So instead of following the rest of my family back after the announcement I sneak off. I know enough about her routine to predict what she’ll do. What she seems to always do in moments of stress when she thinks she needs to ground herself.
I wait patiently, concealed in the trees. It feels like I’m always concealed where Rose is concerned. First when we were young, and now, while we’re circling each other, trying to find our footing.
Only she doesn’t know she’s doing it yet. She’s still so oblivious to what’s been going on but I’m about to open her eyes.
I see the dog before I see her. It’s running ahead, sniffing at the ground, clearly enjoying the coolness beneath the lime trees. She follows close behind. The lead dangling from around her neck. Her hair loose and floating in the wind. She looks distracted. She looks like she’s somewhere else entirely and for that I can’t blame her.
If she’d shown up in Atlanta would I have felt the same? Would I have needed space to process? I shake my head because the two are not comparable. She didn’t leave. She didn’t try to find me. She stayed and lived her life here like I didn’t exist. Like what we had was nothing.
“Rose.” I murmur her name. I’ve said it so many times. In joy. In despair. In hate too.
She doesn’t hear me. She’s too focused on her damn dog.
I’ve waited so long for this moment. This particular piece of justice. To hear her excuses. To witness her, on her knees begging for forgiveness. She thought she could just continue on, she thought she could marry someone else, that she could forget me? Today she’s going to learn otherwise. Today she’s going to truly understand what her actions have caused. What six years of pain and suffering, six years of exile can do to a man.
I step out, a twig snaps underfoot and she turns her eyes widening in horror and she gulps.
“No.” She whispers.
“Hello Trouble.” The old adage slips out before I realise I’ve said it.
“No.” She says again louder. “You don’t get to call me that. You don’t get to even speak to me.”
I laugh. I can’t help it. She looks frightened. She looks like she might just bolt. Her body is trembling. She’s shaking. Retribution is a bitch isn’t it love?
She glances around but there’s no one else here. It’s just us. After all these weeks of watching, it’s finally just us.
“You haven’t changed a bit.” I murmur. I don’t mean to. I’m just stunned by her, by her presence, by her beauty. How she can even look me in the face right now.
She narrows her eyes. “Neither have you apparently.”
“What does that mean?” I ask.
“Like you don’t know.” She says before glancing around, checking where her dog is, though it’s right there, by her feet.
“I never stopped thinking about you.” I state. “Even after everything you did.”
“Really?” She replies. Her eyes flashing from fear to anger.
“I…”
“No.” She says cutting across my words. “You made it abundantly clear six years ago.”

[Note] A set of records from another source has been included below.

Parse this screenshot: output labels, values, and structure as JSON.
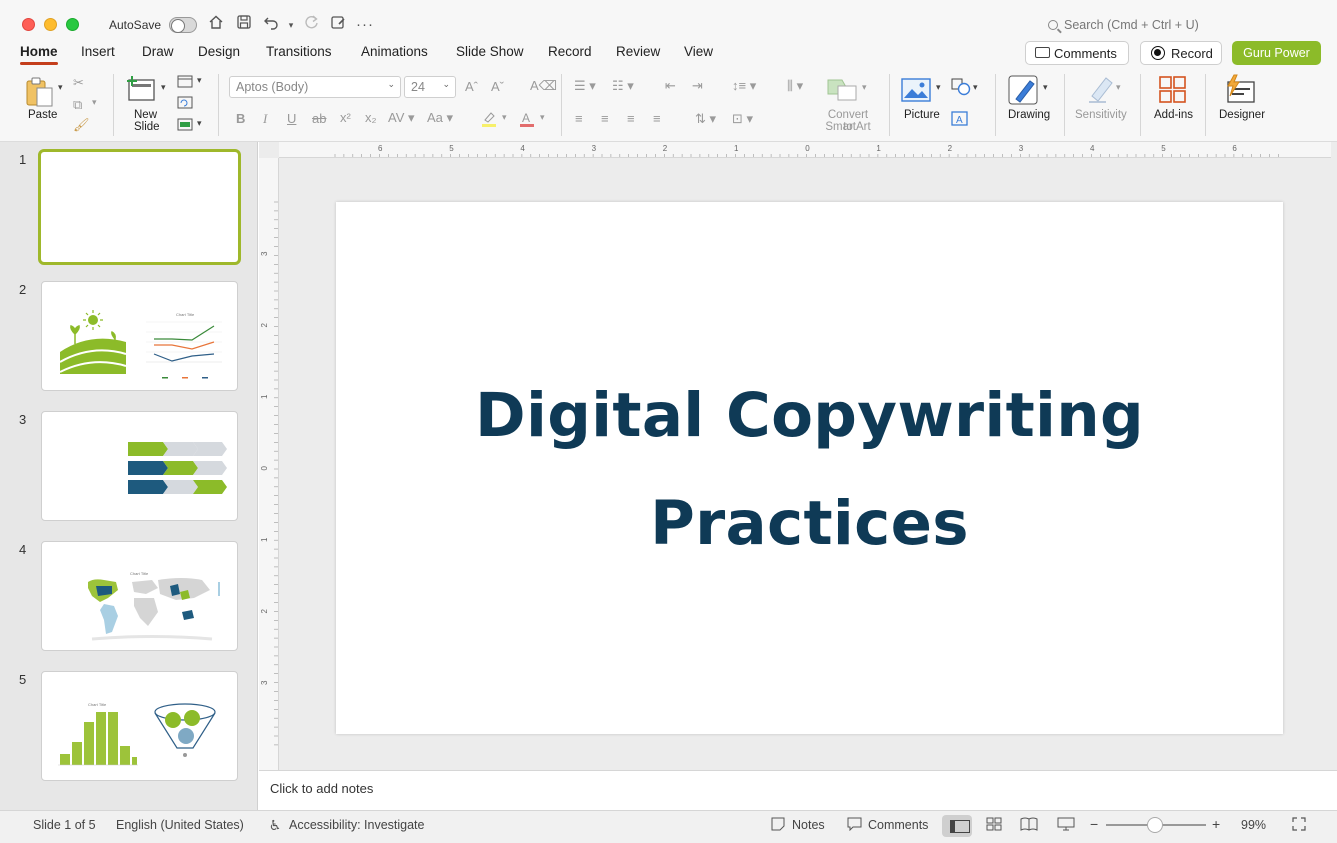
{
  "titlebar": {
    "autosave_label": "AutoSave",
    "autosave_on": false,
    "search_placeholder": "Search (Cmd + Ctrl + U)"
  },
  "tabs": [
    {
      "label": "Home",
      "active": true
    },
    {
      "label": "Insert"
    },
    {
      "label": "Draw"
    },
    {
      "label": "Design"
    },
    {
      "label": "Transitions"
    },
    {
      "label": "Animations"
    },
    {
      "label": "Slide Show"
    },
    {
      "label": "Record"
    },
    {
      "label": "Review"
    },
    {
      "label": "View"
    }
  ],
  "header_buttons": {
    "comments": "Comments",
    "record": "Record",
    "guru": "Guru Power"
  },
  "ribbon": {
    "paste": "Paste",
    "new_slide_line1": "New",
    "new_slide_line2": "Slide",
    "font_name": "Aptos (Body)",
    "font_size": "24",
    "convert_line1": "Convert to",
    "convert_line2": "SmartArt",
    "picture": "Picture",
    "drawing": "Drawing",
    "sensitivity": "Sensitivity",
    "addins": "Add-ins",
    "designer": "Designer"
  },
  "slides": [
    {
      "number": "1",
      "active": true
    },
    {
      "number": "2"
    },
    {
      "number": "3"
    },
    {
      "number": "4"
    },
    {
      "number": "5"
    }
  ],
  "thumb_text": {
    "chart_title": "Chart Title"
  },
  "ruler": {
    "h_labels": [
      "6",
      "5",
      "4",
      "3",
      "2",
      "1",
      "0",
      "1",
      "2",
      "3",
      "4",
      "5",
      "6"
    ],
    "v_labels": [
      "3",
      "2",
      "1",
      "0",
      "1",
      "2",
      "3"
    ]
  },
  "slide": {
    "title_line1": "Digital Copywriting",
    "title_line2": "Practices",
    "title_color": "#0f3a56"
  },
  "notes_placeholder": "Click to add notes",
  "status": {
    "slide_pos": "Slide 1 of 5",
    "language": "English (United States)",
    "accessibility": "Accessibility: Investigate",
    "notes": "Notes",
    "comments": "Comments",
    "zoom": "99%"
  },
  "colors": {
    "accent_green": "#8cbb29",
    "tab_underline": "#c43e1c",
    "dark_blue": "#1e5a7e"
  }
}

“What are you talking about?” I snap.
“You.” She says. Her voice ragged now. Her finger shaking as she points it right at me. “You made it clear what this was. What I was to you. You walked away. Youbetrayedme. Don’t act like that never happened.”
I frown taking a step nearer and she reacts like a wild beast that’s been suddenly cornered. She lashes out, her hands pushing against my chest so violently I stumble for a nanosecond.

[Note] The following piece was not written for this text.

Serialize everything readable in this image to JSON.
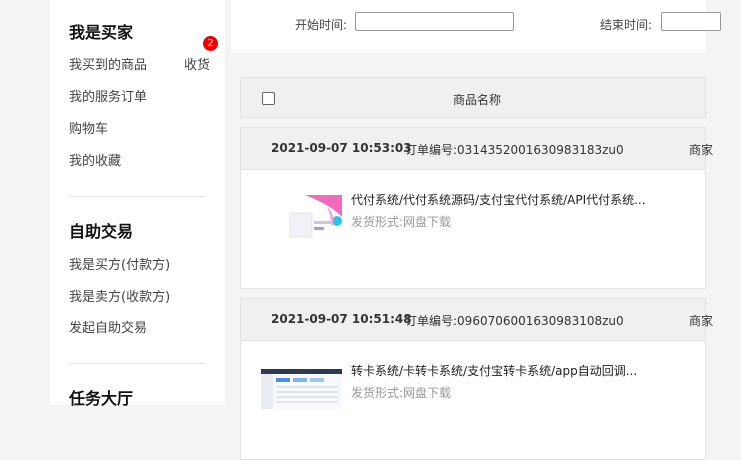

“Say something.” She screams. Suddenly she’s feral. All that pent up energy inside her seems to go off like an explosion and it hits me full force. “Go on. Try and justify it.”

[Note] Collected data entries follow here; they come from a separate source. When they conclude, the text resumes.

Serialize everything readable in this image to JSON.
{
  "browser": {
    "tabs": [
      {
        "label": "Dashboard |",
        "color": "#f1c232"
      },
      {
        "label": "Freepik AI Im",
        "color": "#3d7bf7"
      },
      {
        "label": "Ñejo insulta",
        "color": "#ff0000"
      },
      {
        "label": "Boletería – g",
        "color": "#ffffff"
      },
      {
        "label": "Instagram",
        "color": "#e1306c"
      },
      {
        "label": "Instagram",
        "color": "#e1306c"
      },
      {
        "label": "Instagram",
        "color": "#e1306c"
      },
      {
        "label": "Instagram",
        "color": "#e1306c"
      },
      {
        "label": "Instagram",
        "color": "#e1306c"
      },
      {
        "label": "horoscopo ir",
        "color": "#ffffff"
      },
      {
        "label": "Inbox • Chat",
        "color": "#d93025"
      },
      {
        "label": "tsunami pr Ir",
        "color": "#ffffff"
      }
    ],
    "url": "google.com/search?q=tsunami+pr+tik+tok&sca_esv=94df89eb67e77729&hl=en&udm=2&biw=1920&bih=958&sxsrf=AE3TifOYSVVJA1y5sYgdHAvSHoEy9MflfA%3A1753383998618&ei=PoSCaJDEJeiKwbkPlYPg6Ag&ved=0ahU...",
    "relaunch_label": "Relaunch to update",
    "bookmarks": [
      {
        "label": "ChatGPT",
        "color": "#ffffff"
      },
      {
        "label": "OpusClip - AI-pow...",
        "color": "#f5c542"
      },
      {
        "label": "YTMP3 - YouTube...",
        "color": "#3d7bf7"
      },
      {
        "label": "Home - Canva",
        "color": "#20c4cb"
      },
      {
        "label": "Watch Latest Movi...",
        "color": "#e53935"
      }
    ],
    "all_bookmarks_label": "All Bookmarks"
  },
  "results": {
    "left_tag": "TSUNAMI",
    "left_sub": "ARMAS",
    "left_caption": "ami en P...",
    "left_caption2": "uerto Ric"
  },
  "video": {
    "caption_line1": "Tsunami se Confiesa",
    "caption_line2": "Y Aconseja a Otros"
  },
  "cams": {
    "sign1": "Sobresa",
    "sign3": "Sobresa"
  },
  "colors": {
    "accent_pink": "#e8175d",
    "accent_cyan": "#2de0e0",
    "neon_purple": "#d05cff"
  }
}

But I can’t. All my anger, all those bitter twisted words I’d saved for this moment are lost. I expected pathetic pleas. I expected her to try to beg her way out of this. To justify her actions with pitiful excuses and lies.
But there’s none on that.
Just raw, seething anger matching the same in my own soul. It’s like I’m the one in the wrong. Like I’m the one who hurt her.
“Rose…” I murmur but she’s shaking now her rage has turned to something deadly.